Aquella ilha não tem medico; morre-se ali ao desamparo! Ali não havia hospital; hoje é que ha um, mas sem rendimento para poder ter medico. Ora, nenhum facultativo quer ir para ali com ordenado inferior a 1:000$000 réis, em consequencia do isolamento e distancia em que se encontra aquella ilha.

O municipio, apesar do seu rendimento ser apenas de 1:800$000 réis, está prompto a contribuir com 400$000 réis para auxiliar esta despeza.

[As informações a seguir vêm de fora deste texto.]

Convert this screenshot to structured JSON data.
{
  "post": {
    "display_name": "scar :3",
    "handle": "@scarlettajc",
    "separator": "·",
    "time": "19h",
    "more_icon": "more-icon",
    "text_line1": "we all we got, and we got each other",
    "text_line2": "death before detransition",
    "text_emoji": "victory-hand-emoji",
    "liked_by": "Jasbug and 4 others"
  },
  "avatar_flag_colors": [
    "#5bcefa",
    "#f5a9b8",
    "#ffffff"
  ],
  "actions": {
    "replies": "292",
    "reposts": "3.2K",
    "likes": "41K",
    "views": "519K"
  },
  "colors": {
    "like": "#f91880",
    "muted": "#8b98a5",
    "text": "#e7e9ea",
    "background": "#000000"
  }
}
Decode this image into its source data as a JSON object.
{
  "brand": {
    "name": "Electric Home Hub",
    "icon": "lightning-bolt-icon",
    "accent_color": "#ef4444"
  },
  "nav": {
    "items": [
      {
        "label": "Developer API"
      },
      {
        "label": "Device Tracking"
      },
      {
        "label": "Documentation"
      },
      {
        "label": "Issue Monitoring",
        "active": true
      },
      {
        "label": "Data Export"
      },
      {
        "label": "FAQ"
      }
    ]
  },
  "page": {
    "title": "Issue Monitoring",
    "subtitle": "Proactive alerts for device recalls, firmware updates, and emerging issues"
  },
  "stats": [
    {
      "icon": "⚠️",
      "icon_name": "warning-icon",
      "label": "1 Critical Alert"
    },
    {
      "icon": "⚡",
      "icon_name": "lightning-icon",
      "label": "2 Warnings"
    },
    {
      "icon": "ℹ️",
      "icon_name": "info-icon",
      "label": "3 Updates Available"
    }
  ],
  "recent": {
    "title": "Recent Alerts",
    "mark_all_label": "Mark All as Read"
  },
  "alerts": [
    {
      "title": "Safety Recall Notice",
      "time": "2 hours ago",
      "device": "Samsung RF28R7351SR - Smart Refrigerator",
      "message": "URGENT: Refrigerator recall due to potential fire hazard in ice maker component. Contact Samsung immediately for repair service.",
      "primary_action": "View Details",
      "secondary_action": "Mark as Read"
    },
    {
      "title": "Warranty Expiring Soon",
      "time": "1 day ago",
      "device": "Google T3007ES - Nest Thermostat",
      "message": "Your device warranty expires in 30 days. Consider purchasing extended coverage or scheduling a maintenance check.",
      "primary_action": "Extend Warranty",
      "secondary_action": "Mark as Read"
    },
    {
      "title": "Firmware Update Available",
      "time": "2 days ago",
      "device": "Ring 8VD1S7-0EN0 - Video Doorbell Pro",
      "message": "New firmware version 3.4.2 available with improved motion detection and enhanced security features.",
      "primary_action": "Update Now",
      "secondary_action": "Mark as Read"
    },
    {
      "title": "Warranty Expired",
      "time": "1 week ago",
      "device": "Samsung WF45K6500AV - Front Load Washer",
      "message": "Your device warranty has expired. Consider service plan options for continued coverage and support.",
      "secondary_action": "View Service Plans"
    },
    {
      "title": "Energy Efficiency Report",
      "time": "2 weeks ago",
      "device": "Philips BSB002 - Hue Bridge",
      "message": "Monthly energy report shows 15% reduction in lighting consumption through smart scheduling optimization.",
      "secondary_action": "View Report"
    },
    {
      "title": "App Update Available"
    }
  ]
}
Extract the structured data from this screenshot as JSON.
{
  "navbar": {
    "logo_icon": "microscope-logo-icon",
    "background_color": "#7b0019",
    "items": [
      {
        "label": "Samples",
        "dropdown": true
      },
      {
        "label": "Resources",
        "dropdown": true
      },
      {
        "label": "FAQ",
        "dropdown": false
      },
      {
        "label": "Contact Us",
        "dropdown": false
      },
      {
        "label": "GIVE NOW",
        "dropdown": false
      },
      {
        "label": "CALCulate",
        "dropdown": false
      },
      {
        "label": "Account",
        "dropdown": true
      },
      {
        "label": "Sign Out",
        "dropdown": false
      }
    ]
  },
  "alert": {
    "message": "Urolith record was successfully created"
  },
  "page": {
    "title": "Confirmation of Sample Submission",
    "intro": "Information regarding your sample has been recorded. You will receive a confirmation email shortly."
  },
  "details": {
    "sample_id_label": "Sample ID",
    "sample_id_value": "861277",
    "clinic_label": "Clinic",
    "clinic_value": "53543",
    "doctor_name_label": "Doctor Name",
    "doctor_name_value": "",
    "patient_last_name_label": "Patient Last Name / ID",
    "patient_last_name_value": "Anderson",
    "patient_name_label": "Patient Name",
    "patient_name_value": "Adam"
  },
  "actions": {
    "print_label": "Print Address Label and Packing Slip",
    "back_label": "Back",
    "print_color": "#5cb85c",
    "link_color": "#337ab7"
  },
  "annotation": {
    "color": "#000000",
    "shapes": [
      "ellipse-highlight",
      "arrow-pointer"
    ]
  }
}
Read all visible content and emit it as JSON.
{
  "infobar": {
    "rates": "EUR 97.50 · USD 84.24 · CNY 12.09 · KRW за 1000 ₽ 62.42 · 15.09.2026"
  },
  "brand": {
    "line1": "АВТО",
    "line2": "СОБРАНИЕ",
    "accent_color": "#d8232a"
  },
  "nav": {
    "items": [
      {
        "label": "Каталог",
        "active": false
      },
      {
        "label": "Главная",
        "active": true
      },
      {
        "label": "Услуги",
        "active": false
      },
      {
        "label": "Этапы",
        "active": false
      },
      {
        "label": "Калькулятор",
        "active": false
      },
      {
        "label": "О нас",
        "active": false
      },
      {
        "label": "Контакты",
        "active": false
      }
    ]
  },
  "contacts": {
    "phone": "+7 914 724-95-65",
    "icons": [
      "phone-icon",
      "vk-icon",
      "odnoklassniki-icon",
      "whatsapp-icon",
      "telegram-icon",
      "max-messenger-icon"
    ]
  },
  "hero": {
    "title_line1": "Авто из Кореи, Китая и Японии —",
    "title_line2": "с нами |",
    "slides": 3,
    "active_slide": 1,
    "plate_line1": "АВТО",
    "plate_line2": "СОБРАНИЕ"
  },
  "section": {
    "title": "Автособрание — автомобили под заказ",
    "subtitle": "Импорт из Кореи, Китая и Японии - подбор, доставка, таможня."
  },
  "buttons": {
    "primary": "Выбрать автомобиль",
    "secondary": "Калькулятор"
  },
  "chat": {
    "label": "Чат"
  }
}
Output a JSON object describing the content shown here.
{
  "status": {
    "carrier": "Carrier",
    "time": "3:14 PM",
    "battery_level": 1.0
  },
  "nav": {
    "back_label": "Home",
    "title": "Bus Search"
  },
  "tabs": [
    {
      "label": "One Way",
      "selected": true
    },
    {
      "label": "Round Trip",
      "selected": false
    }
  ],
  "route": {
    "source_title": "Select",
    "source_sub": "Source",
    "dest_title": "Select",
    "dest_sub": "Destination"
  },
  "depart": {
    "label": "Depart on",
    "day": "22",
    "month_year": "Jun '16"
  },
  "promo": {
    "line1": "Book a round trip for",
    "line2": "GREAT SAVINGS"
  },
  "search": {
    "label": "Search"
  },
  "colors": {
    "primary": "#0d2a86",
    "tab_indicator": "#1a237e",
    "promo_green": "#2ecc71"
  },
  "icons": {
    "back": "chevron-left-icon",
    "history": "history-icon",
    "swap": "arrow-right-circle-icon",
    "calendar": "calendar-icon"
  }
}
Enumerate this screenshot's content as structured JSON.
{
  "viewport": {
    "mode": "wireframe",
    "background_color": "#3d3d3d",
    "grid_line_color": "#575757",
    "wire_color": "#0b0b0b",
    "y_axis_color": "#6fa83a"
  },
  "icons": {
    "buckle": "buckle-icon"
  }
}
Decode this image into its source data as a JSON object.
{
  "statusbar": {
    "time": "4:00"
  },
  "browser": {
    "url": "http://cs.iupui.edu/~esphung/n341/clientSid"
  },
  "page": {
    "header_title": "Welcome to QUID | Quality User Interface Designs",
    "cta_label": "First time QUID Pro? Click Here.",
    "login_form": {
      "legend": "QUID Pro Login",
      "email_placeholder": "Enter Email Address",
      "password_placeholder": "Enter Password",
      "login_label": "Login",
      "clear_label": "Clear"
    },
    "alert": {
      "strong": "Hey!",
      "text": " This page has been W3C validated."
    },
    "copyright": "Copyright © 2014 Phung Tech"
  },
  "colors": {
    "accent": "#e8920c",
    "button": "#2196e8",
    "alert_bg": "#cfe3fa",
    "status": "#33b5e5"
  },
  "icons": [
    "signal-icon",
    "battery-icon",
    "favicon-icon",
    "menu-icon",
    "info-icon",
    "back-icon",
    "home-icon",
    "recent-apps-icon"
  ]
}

Ha tambem uma outra circumstancia a que é necessario attender. Aquella ilha é frequentada actualmente por muitos navios estrangeiros, talvez em numero superior aos que vão á ilha Terceira; e portanto torna-se de urgente necessidade haver ali um guarda mór para fiscalisar o serviço sanitario.

Em todas as ilhas do archipelago dos Açores ha guardas mores; só esta ainda o não tem.

Portanto, peço á illustre commissão de fazenda que dê o seu parecer sobre o projecto a que me referi, com a urgencia possivel, porque o assumpto é, alem de tudo, altamente humanitario.

Aproveito a occasião para mandar para a mesa um parecer da commissão de marinha:

O sr. Presidente: - A commissão ouviu o pedido do sr. visconde da Silva Carvalho, e estou certo que o ha de tomar na consideração devida.

O parecer leu-se na mesa e mandou-se imprimir.

O sr. Barros e Sá: - Mando para a mesa dois pareceres da commissão de fazenda. E aproveitando a occasião devo dizer ao sr. visconde da Silva Carvalho, que o projecto a que s. exa. se referia está affecto á commissão de fazenda desde hontem; e na primeira reunião que ella tenha resolverá este assumpto.

Os pareceres foram lidos na mesa e mandaram-se imprimir.

O sr. Presidente: - Vae ler-se a proposta mandada para a mesa pelo sr. conde de Cavalleiros.

Leu-se na mesa e é do teor seguinte:

"Proponho que seja auctorisado o exmo. sr. presidente a fazer publicar no Diario do governo um extenso extracto do que se passar n'esta camara, começando na proxima sessão legislativa. = Conde de Cavalleiros."

Posta á votação, foi approvada.

O sr. Presidente: - Agradeço muito ao digno par e á camara o voto de confiança que acaba de dar á mesa. Hei de fazer todo o possivel para satisfazer os desejos do digno par.

O sr. Sequeira Pinto: - Mando para a mesa um parecer da commissão de legislação.

Leu-se na mesa e mandou-se imprimir.

O sr. Barros e Sá: - Pedi a palavra para declarar que o sr. conde do Casal Ribeiro não compareceu ás sessões de hontem e de hoje por incommodo de saude.

ORDEM DO DIA

O sr. Presidente: - Vamos entrar na ordem do dia. É a discução do parecer n.° 290.

Leu-se na mesa, e é do teor seguinte:

Parecer n.° 290

Senhores. - A vossa commissão de administração publica examinou o projecte do codigo administrativo approvado pela camara dos senhores deputados, e que ali fôra apresentado pelo governo na sessão legislativa de 1872.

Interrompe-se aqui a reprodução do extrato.